Lorsque Poutine lui-même cite la culture et les valeurs, un réaliste doit lui diagnostiquer une fausse conscience et souligner que ce qui le touche vraiment, c’est le calcul sec de l’échiquier. Au moins Erasmus Darwin avait l’amour fraternel comme excuse pour écarter les faits observables.

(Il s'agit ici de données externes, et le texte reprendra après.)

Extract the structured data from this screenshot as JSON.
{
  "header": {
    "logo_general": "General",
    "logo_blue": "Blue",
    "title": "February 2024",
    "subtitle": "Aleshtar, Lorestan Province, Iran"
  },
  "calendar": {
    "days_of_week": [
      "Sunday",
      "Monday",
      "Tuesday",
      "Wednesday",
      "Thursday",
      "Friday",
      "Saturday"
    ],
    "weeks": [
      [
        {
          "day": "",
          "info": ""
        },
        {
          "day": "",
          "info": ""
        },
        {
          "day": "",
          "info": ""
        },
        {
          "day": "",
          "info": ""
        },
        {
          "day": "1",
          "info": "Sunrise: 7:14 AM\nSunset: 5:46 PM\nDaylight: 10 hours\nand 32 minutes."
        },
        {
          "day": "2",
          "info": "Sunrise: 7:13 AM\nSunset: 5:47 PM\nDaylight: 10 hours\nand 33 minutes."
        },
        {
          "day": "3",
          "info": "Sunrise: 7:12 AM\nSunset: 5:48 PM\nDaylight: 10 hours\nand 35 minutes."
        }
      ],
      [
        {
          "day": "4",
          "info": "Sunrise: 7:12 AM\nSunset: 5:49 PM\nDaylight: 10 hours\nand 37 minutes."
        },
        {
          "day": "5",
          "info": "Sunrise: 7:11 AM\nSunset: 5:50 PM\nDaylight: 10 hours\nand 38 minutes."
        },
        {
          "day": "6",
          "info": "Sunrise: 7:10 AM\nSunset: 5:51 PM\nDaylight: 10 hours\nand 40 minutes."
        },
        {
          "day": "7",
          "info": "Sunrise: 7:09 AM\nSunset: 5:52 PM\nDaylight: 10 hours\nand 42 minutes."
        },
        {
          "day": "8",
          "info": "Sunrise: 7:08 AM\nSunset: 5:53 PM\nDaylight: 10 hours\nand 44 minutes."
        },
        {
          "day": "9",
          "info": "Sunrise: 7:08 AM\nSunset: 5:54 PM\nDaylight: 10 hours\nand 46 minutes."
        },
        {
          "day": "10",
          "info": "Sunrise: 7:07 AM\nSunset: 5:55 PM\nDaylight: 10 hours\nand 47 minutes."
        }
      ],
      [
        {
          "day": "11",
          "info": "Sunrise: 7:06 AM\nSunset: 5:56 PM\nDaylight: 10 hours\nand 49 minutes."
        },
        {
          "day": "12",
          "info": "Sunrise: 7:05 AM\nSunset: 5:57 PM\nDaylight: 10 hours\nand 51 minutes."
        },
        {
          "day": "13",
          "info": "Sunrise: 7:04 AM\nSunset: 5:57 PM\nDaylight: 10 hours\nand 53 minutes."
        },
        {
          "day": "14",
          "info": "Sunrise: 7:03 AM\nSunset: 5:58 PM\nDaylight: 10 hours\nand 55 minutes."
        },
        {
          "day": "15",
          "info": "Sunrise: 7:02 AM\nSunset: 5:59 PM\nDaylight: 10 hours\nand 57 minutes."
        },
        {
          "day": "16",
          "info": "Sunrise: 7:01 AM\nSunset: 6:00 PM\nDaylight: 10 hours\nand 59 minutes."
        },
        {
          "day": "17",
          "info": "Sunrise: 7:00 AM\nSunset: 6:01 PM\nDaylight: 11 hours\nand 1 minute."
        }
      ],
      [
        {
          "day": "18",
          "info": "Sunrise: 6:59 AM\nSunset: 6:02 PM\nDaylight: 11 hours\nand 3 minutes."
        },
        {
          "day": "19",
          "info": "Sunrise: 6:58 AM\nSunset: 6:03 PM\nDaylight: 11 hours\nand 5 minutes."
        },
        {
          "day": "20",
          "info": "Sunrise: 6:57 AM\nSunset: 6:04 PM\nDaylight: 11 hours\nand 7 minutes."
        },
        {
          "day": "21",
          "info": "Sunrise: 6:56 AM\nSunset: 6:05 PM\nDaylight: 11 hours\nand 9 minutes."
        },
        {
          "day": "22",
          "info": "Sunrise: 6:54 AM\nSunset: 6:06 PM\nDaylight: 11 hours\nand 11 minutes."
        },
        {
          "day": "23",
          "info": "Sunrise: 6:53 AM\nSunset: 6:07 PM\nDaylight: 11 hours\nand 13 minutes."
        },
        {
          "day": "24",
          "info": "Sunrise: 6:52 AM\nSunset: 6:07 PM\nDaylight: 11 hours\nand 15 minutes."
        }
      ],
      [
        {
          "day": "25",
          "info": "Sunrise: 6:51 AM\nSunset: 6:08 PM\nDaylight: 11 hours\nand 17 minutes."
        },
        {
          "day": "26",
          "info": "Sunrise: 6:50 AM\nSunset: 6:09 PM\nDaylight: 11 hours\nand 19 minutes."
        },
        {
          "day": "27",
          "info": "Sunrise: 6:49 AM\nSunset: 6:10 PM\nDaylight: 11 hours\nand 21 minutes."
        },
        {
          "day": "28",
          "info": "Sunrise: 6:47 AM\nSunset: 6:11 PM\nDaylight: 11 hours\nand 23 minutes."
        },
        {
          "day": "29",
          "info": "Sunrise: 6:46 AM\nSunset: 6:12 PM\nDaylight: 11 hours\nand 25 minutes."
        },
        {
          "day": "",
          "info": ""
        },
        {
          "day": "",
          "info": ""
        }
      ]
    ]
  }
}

Lorsque les théories sont fausses, les résultats sont plus qu’académiques. Au moins en partie, la guerre en Irak a été lancée par excès de confiance dans la démocratie en tant que destinée du monde entier, qui avait juste besoin d’être encouragée. Pour des raisons réalistes, l’Occident est trop souvent resté sur ses gardes face à une effusion de sang évitable dans les années 1990. À Washington et au-delà, le trop messianique et le trop cynique ont fait du mal qu’un pragmatisme au cas par cas, aussi inélégant soit-il, aurait pu réduire.

Et pourtant les théories prolifèrent. Seuls trois des plus grands ont été mentionnés dans cette colonne. Les bibliothèques des aéroports grincent sous le poids d’autres annonçant un monde « G-Zero », ou « eurasien », etc. Il nous reste à conclure que les gens prendront un cadre, n’importe quel cadre, plutôt que l’alternative : un monde qui n’a aucun sens. F Scott Fitzgerald reste vrai que les esprits de première classe peuvent gérer l’ambiguïté et la contradiction. Le reste d’entre nous a besoin de structure.